The program, which is administered by the U.S Department of Health and Human Services, gets about $5.2 billion a year in federal funding, plus state matching funds. The money helps states provide grants to low-income parents to cover the cost of child care and after-school care, typically through a voucher that parents can use at the home-based program or child-care center of their choice.

Specifically, the measure, written by Mikulski and Sen. Richard Burr, R-N.C., would:

•Call for states to conduct background checks of employees, including checking state criminal and sex-offender registries and state-based abuse and neglect registries. Right now, just 12 states require comprehensive background checks.

•Require states to set aside more money to boost program quality—through efforts including beefing up staff training and giving parents more “consumer information” to help them compare different providers. Right now, states have to withhold 4 percent of their funds to bolster quality, but that would gradually increase to 10 percent by 2018.

•Ensure that program staff are trained in basic safety measures, like CPR.

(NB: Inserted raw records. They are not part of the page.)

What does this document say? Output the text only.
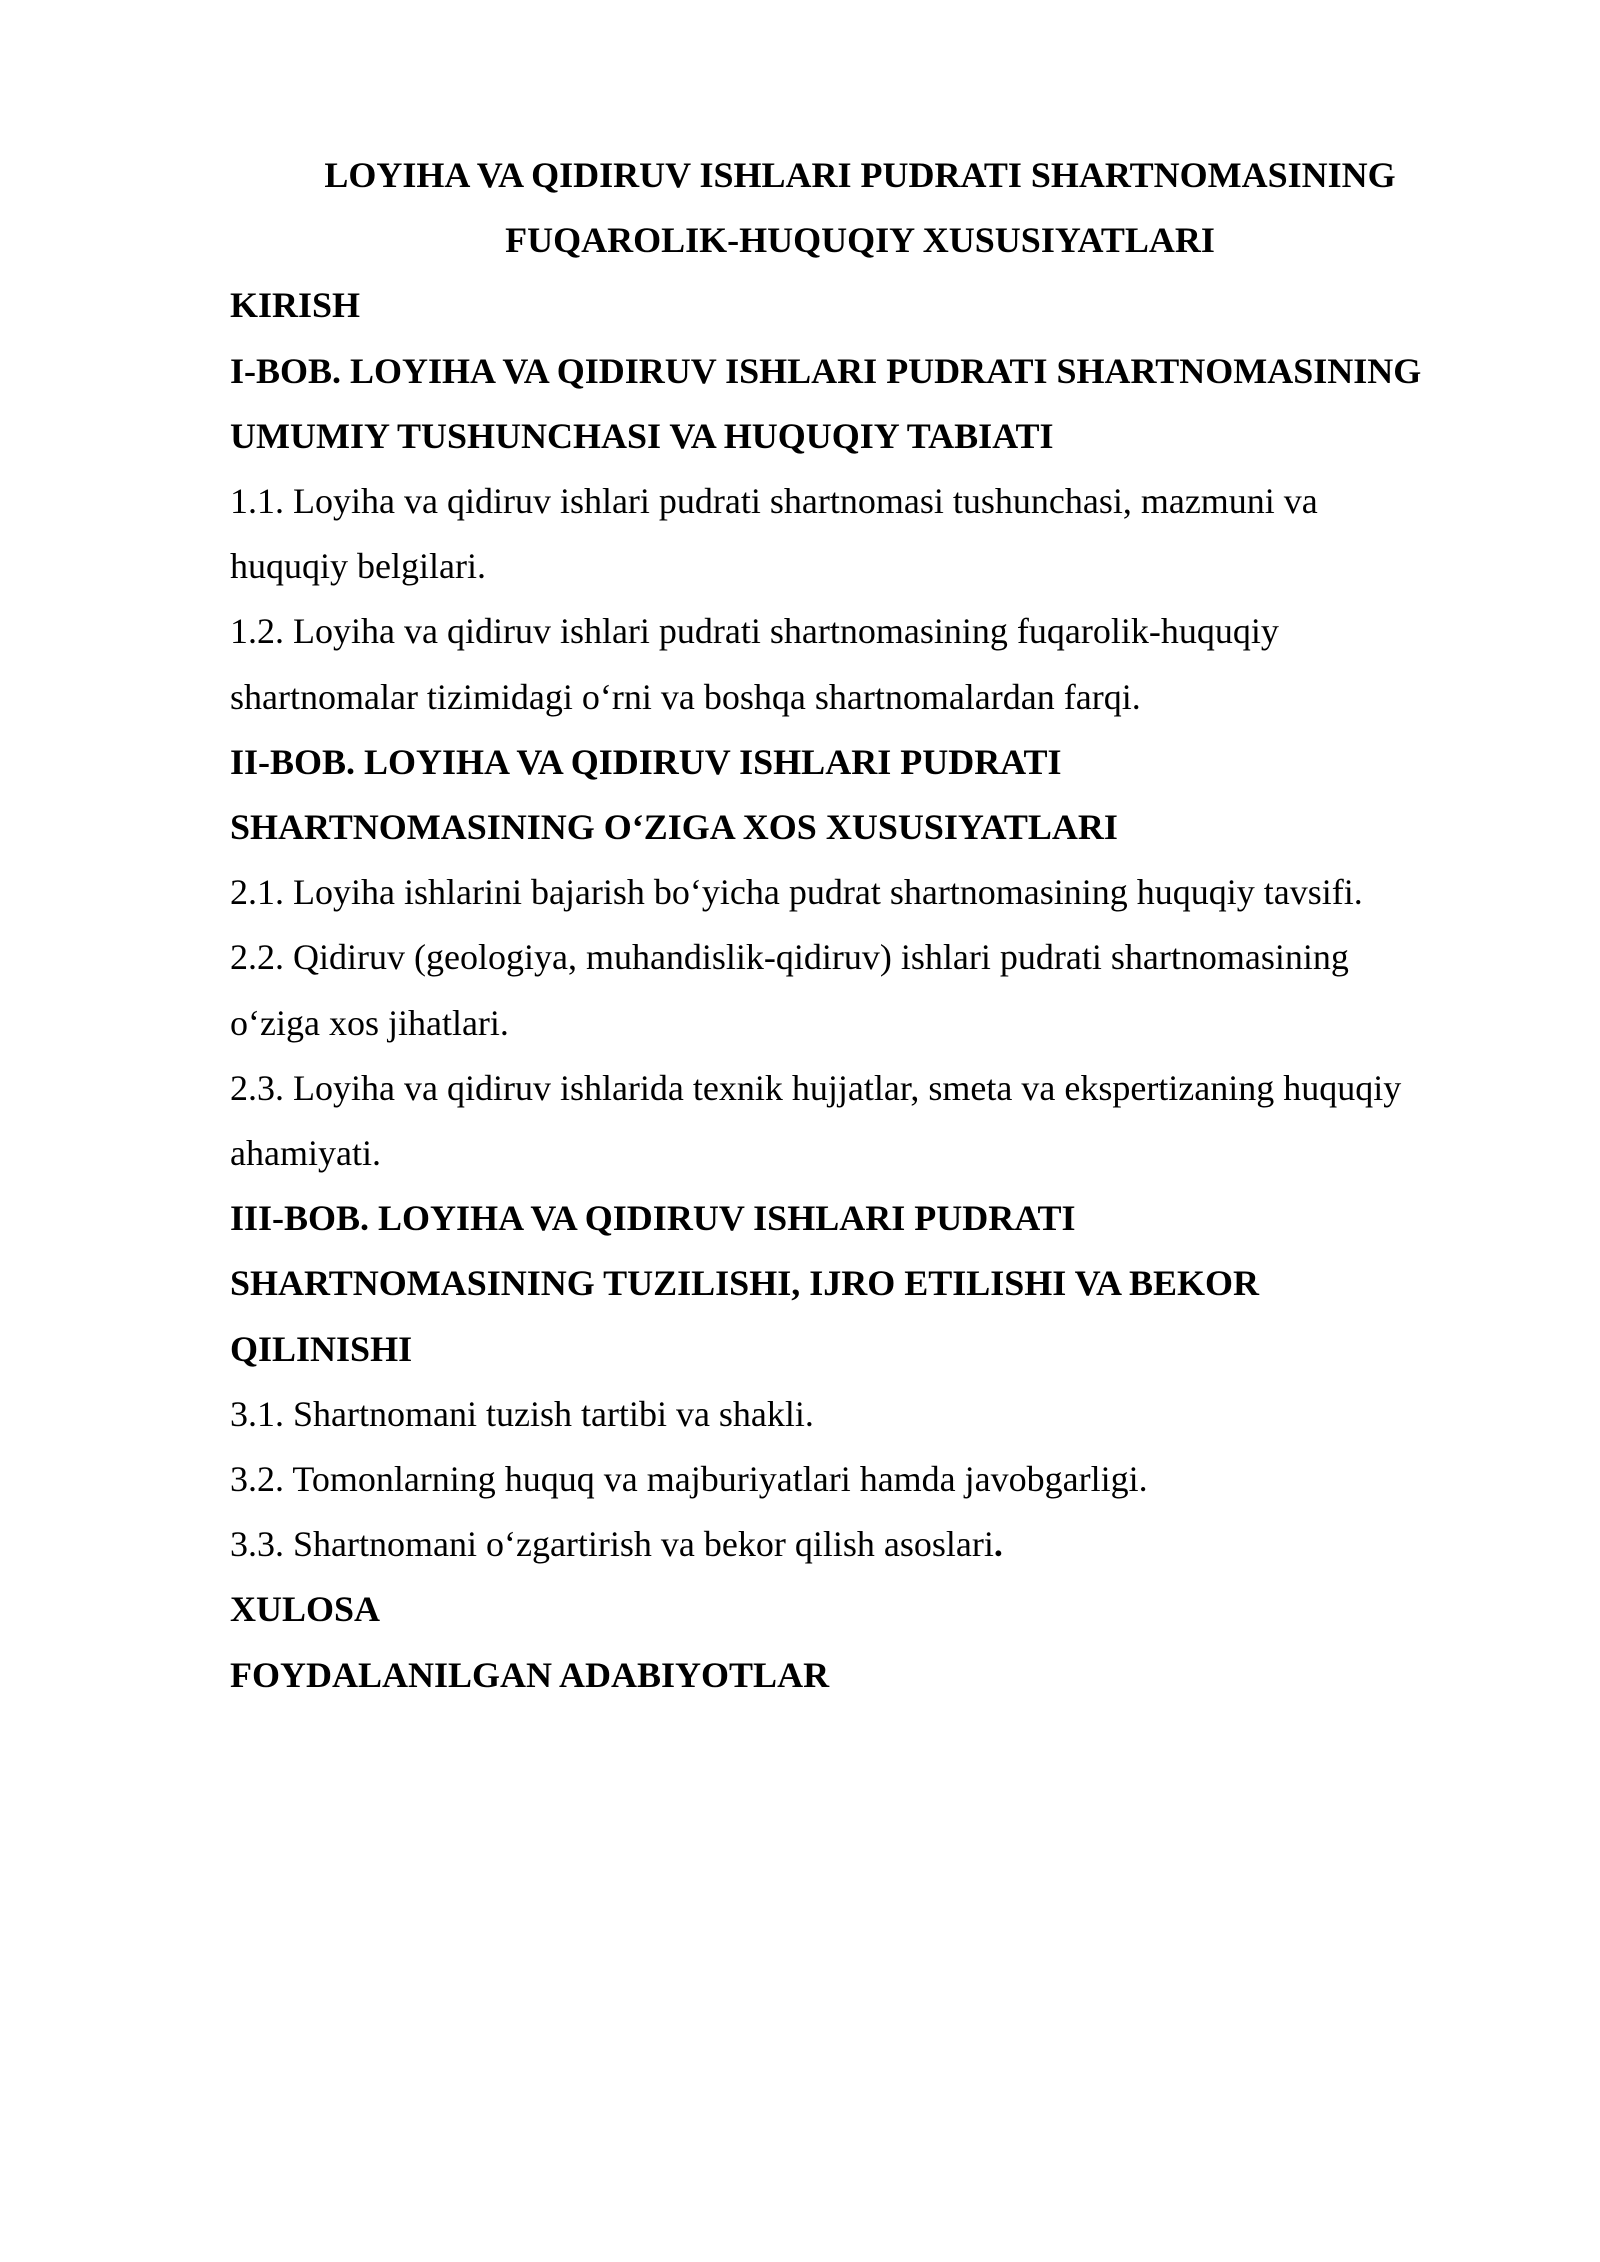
LOYIHA VA QIDIRUV ISHLARI PUDRATI SHARTNOMASINING
FUQAROLIK-HUQUQIY XUSUSIYATLARI
KIRISH
I-BOB. LOYIHA VA QIDIRUV ISHLARI PUDRATI SHARTNOMASINING
UMUMIY TUSHUNCHASI VA HUQUQIY TABIATI
1.1. Loyiha va qidiruv ishlari pudrati shartnomasi tushunchasi, mazmuni va
huquqiy belgilari.
1.2. Loyiha va qidiruv ishlari pudrati shartnomasining fuqarolik-huquqiy
shartnomalar tizimidagi o‘rni va boshqa shartnomalardan farqi.
II-BOB. LOYIHA VA QIDIRUV ISHLARI PUDRATI
SHARTNOMASINING O‘ZIGA XOS XUSUSIYATLARI
2.1. Loyiha ishlarini bajarish bo‘yicha pudrat shartnomasining huquqiy tavsifi.
2.2. Qidiruv (geologiya, muhandislik-qidiruv) ishlari pudrati shartnomasining
o‘ziga xos jihatlari.
2.3. Loyiha va qidiruv ishlarida texnik hujjatlar, smeta va ekspertizaning huquqiy
ahamiyati.
III-BOB. LOYIHA VA QIDIRUV ISHLARI PUDRATI
SHARTNOMASINING TUZILISHI, IJRO ETILISHI VA BEKOR
QILINISHI
3.1. Shartnomani tuzish tartibi va shakli.
3.2. Tomonlarning huquq va majburiyatlari hamda javobgarligi.
3.3. Shartnomani o‘zgartirish va bekor qilish asoslari.
XULOSA
FOYDALANILGAN ADABIYOTLAR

•Call for states to check to see if parents are eligible for the grants no more than once a year. That will help ensure continuity of child-care, in the event a parent changes jobs or gets a raise.

Many of those ideas are also reflected in the regulations proposed by the administration for the CCDBG program. Way more information in this story and in this awesome blog post by the New America Foundation.

So what’s in store next for CCDBG? It’s unclear when this measure will go to the floor of the Senate—the fall schedule is crowded. But Harkin, Burr, Mikulski, and Sen. Lamar Alexander, R-Tenn. , the top Republican on the committee, had a quick little confab after the markup on future action. The upshot? The GOP lawmakers and the Democrats agreed to go to their leadership and see if they could “hot-line” this bill, Harkin said in an interview.

The House education committee has yet to tackle this reauthorization—and the renewal isn’t on the top of the panel’s to do list—they are instead moving on education research legislation and a bill to renew carer and technical education programs.

And this likely isn’t going to be the last early childhood education bill on the Senate’s agenda this year. Harkin and Sen. Patty Murray, D-Wash., have said they would like to advance a bill based on President Barack Obama’s plan to offer preschool education to more low-income four years olds. So why wasn’t that bill attached to the CCDBG reauthorization? That would have killed all the bipartisan love in a hurry, Republicans say.

Harkin said he’s hoping to introduce the early child care education bill “soon"—he’s currently shopping for a Republican co-sponsor, he told me.

What about the big bill everyone in K-12 land is waiting with baited breath for: ESEA? Harkin told me he’s still hoping to bring it up this year, but acknowledged that the schedule is crowded.

I asked if the bipartisan bills the committee has approved—today’s CCDBG bill and the Workforce Investment Act—are more likely to come to the floor than ESEA because of they’ve got support on both sides of the aisle. “Probably so,” Harkin told me.